Why Does the Ask Crawler Keep Trying to Download Erroneous Links From A Server? Or why Does It Keep Trying to Access A Server That Doesn’t Even Exist?

It’s inevitable for some links to become obsolete or outdated after a given amount of time. Whenever a web page contains links which are either obsolete, broken or linked to a site which no longer exists, Ask’s search algorithms will still try to visit the link in order to identify the pages that it references.

This causes the crawler to request for URLs that may no longer even exist or which have never existed in the first place. In some cases, it may also try to make HTTP requests via IP addresses which no longer belong to any particular server or had never been part of one. Keep in mind that this does not mean that the Crawler is creating addresses randomly. Instead, what it’s actually doing is following links, which accounts for the activity on a machine that is not even a web server.

How Does The Ask Web Crawler Find URLs?

The Ask Crawler identifies and follows pages by following their links from other sites and pages. Whenever a crawler identifies a particular page that contains a frame, it downloads each component of the set, including their content, as parts of the original page. Take note, however, that the Ask Crawler are not meant to index each component frame of the URLs unless they have been linked to other pages.

What Kind of Links Do Ask Crawlers Follow?

The Ask Crawler was designed to identify and follow HREF links, Re-Directs as well as SRC links.

Can the Ask Crawler Include Dynamic URLs?

Ask allows for a certain number of dynamic URLs in its index. However, these kinds of links are thoroughly screened prior to inclusion in the index in order to find and eliminate possible duplicates prior to downloading.

Why Does Ask Crawler Keep Ignoring My URL?

If the Ask Crawler is ignoring your URL then it’s likely because it hasn’t found any link to that particular URL from other pages that it has visited. In this case, you’ll simply have to check the URLs on that particular page.

Does the Ask Crawler Allow HTTP Compression?

It does. However, both the client as well as the server should support the compression in order to allow the HTTP compression to work. When supported, the Ask Crawler allows the servers to send out compressed contents using Gzip and other formats instead of the usual documents.

This feature allows for considerable bandwidth savings for both the HTTP server and the client, resulting in file size reduction of about 75%. However, there is also a little CPU overhead cost involved for both parties due to encoding and decoding costs, but it’s all worth it.

How Do Site Owners Register A URL with Ask for Indexing?

It’s worth pointing out that Ask no longer has a Paid-Site-Submission program, so you can’t really pay to have your URL indexed.

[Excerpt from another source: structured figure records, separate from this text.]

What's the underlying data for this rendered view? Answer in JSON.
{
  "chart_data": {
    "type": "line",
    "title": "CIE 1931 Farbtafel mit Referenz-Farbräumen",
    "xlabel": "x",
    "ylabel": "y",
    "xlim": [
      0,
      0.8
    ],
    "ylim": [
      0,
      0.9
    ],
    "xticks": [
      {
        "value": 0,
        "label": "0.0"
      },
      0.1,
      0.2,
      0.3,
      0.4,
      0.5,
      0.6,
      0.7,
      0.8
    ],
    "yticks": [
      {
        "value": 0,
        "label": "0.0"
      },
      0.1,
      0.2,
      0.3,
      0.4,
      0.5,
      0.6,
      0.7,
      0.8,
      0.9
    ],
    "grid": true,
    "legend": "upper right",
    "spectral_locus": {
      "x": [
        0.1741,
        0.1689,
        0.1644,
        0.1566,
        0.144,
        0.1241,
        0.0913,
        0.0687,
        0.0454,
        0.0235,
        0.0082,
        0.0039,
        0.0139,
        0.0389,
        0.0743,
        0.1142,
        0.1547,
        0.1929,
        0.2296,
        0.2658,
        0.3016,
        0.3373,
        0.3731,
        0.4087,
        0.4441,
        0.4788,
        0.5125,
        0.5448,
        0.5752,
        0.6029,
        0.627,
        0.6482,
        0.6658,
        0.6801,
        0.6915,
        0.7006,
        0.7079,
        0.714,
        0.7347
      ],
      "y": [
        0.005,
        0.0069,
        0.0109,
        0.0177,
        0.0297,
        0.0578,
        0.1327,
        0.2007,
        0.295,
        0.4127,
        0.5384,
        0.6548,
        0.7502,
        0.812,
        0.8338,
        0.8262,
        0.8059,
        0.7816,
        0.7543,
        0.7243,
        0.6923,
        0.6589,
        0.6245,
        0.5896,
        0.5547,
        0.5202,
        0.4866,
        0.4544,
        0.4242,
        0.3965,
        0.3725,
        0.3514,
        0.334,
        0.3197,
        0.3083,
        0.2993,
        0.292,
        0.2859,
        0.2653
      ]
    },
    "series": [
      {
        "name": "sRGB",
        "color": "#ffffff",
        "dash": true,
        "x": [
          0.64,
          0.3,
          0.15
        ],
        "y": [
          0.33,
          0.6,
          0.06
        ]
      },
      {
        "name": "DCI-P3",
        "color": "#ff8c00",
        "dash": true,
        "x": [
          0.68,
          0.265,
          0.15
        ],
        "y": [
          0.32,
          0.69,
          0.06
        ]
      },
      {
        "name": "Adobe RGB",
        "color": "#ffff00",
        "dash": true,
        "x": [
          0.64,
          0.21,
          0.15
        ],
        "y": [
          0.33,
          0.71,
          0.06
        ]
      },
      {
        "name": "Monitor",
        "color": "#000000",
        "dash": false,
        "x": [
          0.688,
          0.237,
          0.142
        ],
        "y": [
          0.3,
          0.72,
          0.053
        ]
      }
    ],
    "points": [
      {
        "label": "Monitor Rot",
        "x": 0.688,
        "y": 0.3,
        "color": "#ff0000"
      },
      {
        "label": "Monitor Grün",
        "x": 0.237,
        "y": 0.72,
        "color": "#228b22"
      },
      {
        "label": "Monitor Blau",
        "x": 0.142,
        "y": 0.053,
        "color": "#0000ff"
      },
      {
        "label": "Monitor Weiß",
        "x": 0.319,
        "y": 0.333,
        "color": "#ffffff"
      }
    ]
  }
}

However, thanks to the recent upgrades, Ask is now indexing more web pages than ever before, so you shouldn’t worry about your site not appearing on Ask’s search index.

Also, if you are a site owner or webmaster of a particular site then you may want to look for additional online information that offers tips on how to set up and optimize your web server in order to make them “Web Crawler Friendly.”

Why Are Some of Pages Indexed by Ask Crawlers Not Showing Up on Ask.com’s Search Results?

If you can’t find some of your pages indexed on Ask’s search results page then it’s probably because it’s being analyzed by Ask’s servers. Like all search engines, Ask’s system always analyzes the results of each crawl, before processing the results for inclusion in their database. So if you can’t find yours on their search results page then it’s likely because they’re still reviewing it.

Can I take control of the crawler request rate from the Ask Spider to my site?

Yes. Ask fully support the so-called Crawl Delay robots.txt protocol. With this directive, you will be able to set the minimum delay of Ask’s Spider between two successive requests on your site.